Encore et toujours à propos de l’autonomie

Non, notre peuple n’est frappé d’aucune malédiction et n’est pire qu’aucun des autres peuples du monde. Il est ce qu’il est, avec ses défauts et qualités, avec ses forces et ses faiblesses, ses jaillissements et ses engourdissements.
C’est d’accord, il est un produit du colonialisme et cela constitue un lourd fardeau dont on ne se débarrasse pas aisément. Mais depuis longtemps déjà, il a franchi un pas décisif. Par ses luttes incessantes, il est passé de peuple en soi pour devenir le peuple pour soi qu’il est désormais.
Comment expliquer alors que depuis plus de soixante ans qu’est posée la question fondamentale de son émancipation du joug colonial français, notre société reste plongée dans une sorte de putréfaction et perdure un système anachronique en inadéquation avec ses besoins et ses intérêts supérieurs ?
Il faut, en premier lieu, prendre en compte la puissance de feu du colonialisme français le plus retors qui use et abuse de ses appareils idéologiques des plus sophistiqués pour lui infliger autant des violences psychologiques que celles ordinaires de la répression et même celles de l’empoisonnement physique.
Et face à cette pwofitasyon sans limite, au lieu de l’incontournable union des forces anticolonialistes, la division. Une division tenace, mortifère, nourrie principalement de l’anticommunisme, entretenue artificiellement par une surenchère opposant l’indépendance nationale à la revendication de l’autonomie. Ce qui a fait très visiblement le jeu du pouvoir colonial puisqu’elle a entrainé un affaiblissement durable des forces anticolonialistes.
Et depuis deux décennies, ce que l’on désigne comme la classe politique, nos élus des assemblées dites majeures, amusent la galerie en organisant congrès après congrès sans jamais aller au fond des choses, sans décider du changement décisif indispensable dont le pays a besoin : l’érection d’un pouvoir guadeloupéen de responsabilité véritable, la dotation de notre pays d’un statut de «Large Autonomie».
Il ne faut donc guère attendre de ces derniers qu’ils montrent le chemin à notre peuple.
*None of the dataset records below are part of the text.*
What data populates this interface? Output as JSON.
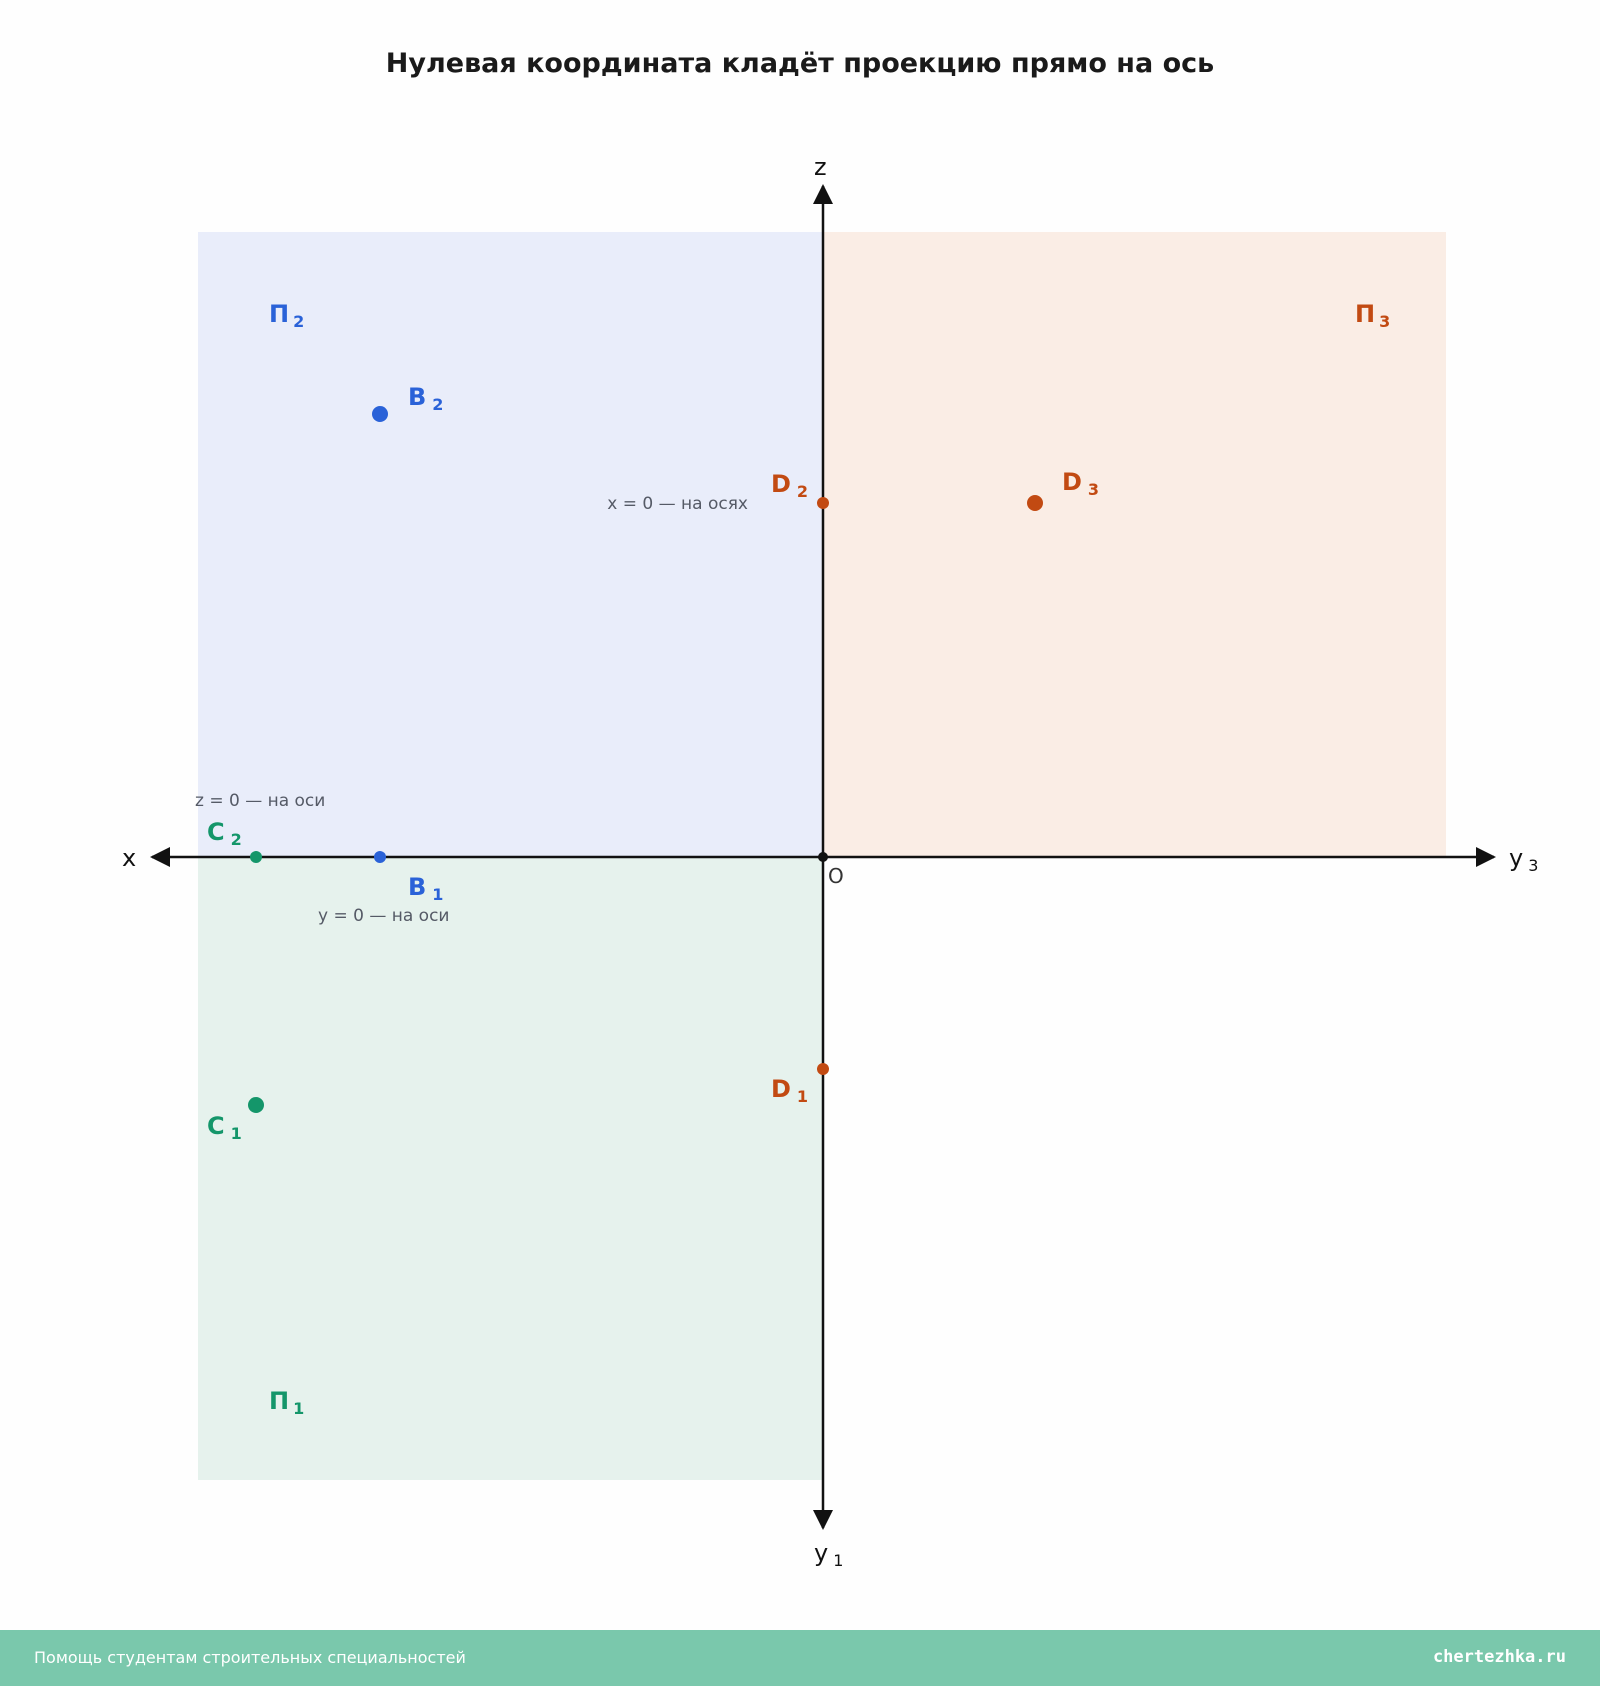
{
  "title": "Нулевая координата кладёт проекцию прямо на ось",
  "colors": {
    "blue": "#2a62d8",
    "green": "#14966a",
    "orange": "#c24a12",
    "plane_p2": "#e9edfa",
    "plane_p3": "#faede5",
    "plane_p1": "#e6f2ed",
    "axis": "#111111",
    "footer": "#7ac8ac"
  },
  "axes": {
    "x": "x",
    "z": "z",
    "y3": {
      "main": "y",
      "sub": "3"
    },
    "y1": {
      "main": "y",
      "sub": "1"
    },
    "origin": "O"
  },
  "planes": {
    "p2": {
      "main": "П",
      "sub": "2"
    },
    "p3": {
      "main": "П",
      "sub": "3"
    },
    "p1": {
      "main": "П",
      "sub": "1"
    }
  },
  "points": {
    "b2": {
      "main": "B",
      "sub": "2"
    },
    "b1": {
      "main": "B",
      "sub": "1"
    },
    "c2": {
      "main": "C",
      "sub": "2"
    },
    "c1": {
      "main": "C",
      "sub": "1"
    },
    "d2": {
      "main": "D",
      "sub": "2"
    },
    "d3": {
      "main": "D",
      "sub": "3"
    },
    "d1": {
      "main": "D",
      "sub": "1"
    }
  },
  "notes": {
    "x_zero": "x = 0 — на осях",
    "z_zero": "z = 0 — на оси",
    "y_zero": "y = 0 — на оси"
  },
  "footer": {
    "left": "Помощь студентам строительных специальностей",
    "right": "chertezhka.ru"
  }
}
Ils bégaient en prononçant le mot «domiciliation» en pensant simplement à une Assemblée unique. Cette responsabilité de montrer le chemin revient dès lors à tous ceux qui se prononcent clairement pour un changement qualitatif garantissant le développement multiforme du pays Guadeloupe sur la base d’une solide fondation politique nettement anti-impérialiste.
Quant à l’offre gouvernementale de discuter de l’autonomie, il faut bien admettre que ceux qui dirigent la France ont enfin compris l’inanité du système départemental qui, depuis longtemps, constitue un artifice juridique caduque en contradiction avec les aspirations de notre peuple et qui ne doit non plus réellement les servir comme ils auraient souhaité. Ils ont surtout pris la mesure du caractère inéluctable de l’autonomie. «Yo ka pwan douvan avan douvan pwan yo».
Mais il y a autonomie et autonomie. Celle qu’ils comptent concocter avec notre représentation d’élus actuelle à leur botte est une autonomie à l’eau de rose, une autonomie octroyée dans laquelle leurs intérêts seraient préservés. Mais celle que préconisent les forces du progrès réel de notre pays est une large autonomie dont l’axe central doit être un développement économique endogène mixte qui allie le monde du travail avec l’intervention de la collectivité autonome de Guadeloupe dans les domaines prioritaires des ressources énergétiques comme celles de la production alimentaire.
Les forces qui luttent au quotidien, celles des travailleurs qui s’opposent à la pwofitasyon de toutes sortes, celles de tous les Guadeloupéens responsables, doivent s’accaparer de cette lutte pour une «Large Autonomie», la lutte pour le changement réel.